Yorulduk bir nefes alalım derseniz de seçenek fazlasıyla var Sur'da.
İsterseniz Hasanpaşa Hanı'nda kahvaltı yapabilirsiniz.
Yok eğer ben otelde kahvaltı yaptım derseniz ara sokaklarda kaybolun ve birbirinden lezzetli kebapları yiyin afiyetle.
Beni tanıyanlar bilir iyi yemek nerede olursa gider arar bulurum. Hele, hele damarlarımızda Antep kanı akınca... Hem yaparız, hem de iyi yapılanı nerede olursa olsun bulur yeriz.

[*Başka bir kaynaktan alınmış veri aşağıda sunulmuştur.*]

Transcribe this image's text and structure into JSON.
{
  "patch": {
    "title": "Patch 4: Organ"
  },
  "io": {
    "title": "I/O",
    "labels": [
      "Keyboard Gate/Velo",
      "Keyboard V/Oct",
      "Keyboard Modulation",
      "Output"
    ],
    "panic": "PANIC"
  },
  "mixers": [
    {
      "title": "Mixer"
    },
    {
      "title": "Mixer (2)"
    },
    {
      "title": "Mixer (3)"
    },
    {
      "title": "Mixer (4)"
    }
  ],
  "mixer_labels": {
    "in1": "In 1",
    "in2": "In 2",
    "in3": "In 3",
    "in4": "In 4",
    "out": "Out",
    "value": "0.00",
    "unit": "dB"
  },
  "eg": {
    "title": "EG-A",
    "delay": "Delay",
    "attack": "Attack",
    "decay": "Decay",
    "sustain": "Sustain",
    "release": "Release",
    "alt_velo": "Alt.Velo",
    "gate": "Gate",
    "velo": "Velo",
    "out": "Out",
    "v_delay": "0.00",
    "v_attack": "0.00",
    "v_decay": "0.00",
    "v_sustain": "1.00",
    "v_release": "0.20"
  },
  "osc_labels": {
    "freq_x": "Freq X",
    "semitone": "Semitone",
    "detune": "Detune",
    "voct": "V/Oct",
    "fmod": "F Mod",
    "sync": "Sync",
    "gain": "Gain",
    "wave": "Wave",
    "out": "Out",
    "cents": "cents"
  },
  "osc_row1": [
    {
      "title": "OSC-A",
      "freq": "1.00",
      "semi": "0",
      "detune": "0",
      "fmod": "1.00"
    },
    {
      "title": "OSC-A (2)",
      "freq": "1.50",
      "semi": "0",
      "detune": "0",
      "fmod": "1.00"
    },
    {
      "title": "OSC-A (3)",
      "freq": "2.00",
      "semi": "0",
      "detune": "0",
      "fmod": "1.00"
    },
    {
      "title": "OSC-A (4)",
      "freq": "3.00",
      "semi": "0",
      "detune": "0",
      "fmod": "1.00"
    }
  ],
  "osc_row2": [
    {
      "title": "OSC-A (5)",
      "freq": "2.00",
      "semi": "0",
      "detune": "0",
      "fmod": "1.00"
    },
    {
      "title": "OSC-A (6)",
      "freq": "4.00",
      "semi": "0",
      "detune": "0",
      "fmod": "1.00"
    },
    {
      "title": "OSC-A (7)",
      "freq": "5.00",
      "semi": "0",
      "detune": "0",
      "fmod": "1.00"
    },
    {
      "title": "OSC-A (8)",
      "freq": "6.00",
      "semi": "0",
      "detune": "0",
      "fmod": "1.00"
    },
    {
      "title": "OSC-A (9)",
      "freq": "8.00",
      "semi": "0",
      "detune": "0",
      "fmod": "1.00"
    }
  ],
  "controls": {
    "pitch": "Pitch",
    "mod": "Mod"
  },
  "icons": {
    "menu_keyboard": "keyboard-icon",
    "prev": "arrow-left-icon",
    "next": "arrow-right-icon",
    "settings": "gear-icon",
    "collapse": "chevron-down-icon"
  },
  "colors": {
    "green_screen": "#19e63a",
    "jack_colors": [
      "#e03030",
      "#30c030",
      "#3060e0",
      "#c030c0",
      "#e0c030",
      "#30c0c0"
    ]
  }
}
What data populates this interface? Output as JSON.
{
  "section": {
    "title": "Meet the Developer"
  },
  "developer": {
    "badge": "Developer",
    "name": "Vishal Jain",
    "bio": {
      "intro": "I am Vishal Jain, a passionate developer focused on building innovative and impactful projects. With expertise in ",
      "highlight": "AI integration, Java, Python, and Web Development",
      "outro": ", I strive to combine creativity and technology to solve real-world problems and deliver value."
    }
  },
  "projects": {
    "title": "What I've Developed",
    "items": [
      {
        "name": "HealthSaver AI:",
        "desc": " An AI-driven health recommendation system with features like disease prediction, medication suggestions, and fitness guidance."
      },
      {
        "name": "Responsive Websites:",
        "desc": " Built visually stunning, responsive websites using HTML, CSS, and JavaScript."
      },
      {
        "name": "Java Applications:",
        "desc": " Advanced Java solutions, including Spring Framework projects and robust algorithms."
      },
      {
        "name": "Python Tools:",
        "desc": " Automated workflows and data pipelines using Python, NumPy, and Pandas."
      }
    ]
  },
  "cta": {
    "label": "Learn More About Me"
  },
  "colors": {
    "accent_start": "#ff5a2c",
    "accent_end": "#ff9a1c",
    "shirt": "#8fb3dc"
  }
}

Benim diyen usta patlıcan kebabını yapamaz.
Terlemesi lazım...
Pek adetim değildir isim verip reklam yapmak. Ancak bu muhteşem tepsiyi ve diğer çeşitleri yapan ustalar Dağkapı'da Muhtarın Yeri'nde hizmet veriyor. Sakın saat 18'den sonra gitmeyin çünkü kapanıyor. Bu da okuyanlara kıyağım olsun.
Yahu hiç birşey yapamadıysanız arayın Sülükçü Abdullahı...
Uzaktan bakınca ilgimi çekti insanlar toplaşmış bir yere bakıyor.
Neye baktıklarını merak ettim.
Evlerine bakıyorlarmış meğerse...
Sözün bittiği yer burası.
Şimdi herkes kendine göre bir yorum yapacak.
Benim fikrimse;Sur'da yaşananlar yüzünden çok analar ağlamış.
Halen ağlayanlar da var.
Hiç kimsenin anası ağlamasın.
Diyarbakırlının ve çevre illerde yaşayanların kendini "ÖTEKİLEŞTİRİLMİŞ" hissetmemesi için kimin üzerine ne görev düşüyorsa yapmalı. En çok da bizlere görev düşüyor. Ziyaret edelim bu kadim kenti, hayat normale dönsün diye. Kentte bulunduğum sürece samimiyetini ve misafirperliğini esirgemeyen herkese gönülden teşekkür ederim.
Işığımın yettiği kadar.
Minnetle...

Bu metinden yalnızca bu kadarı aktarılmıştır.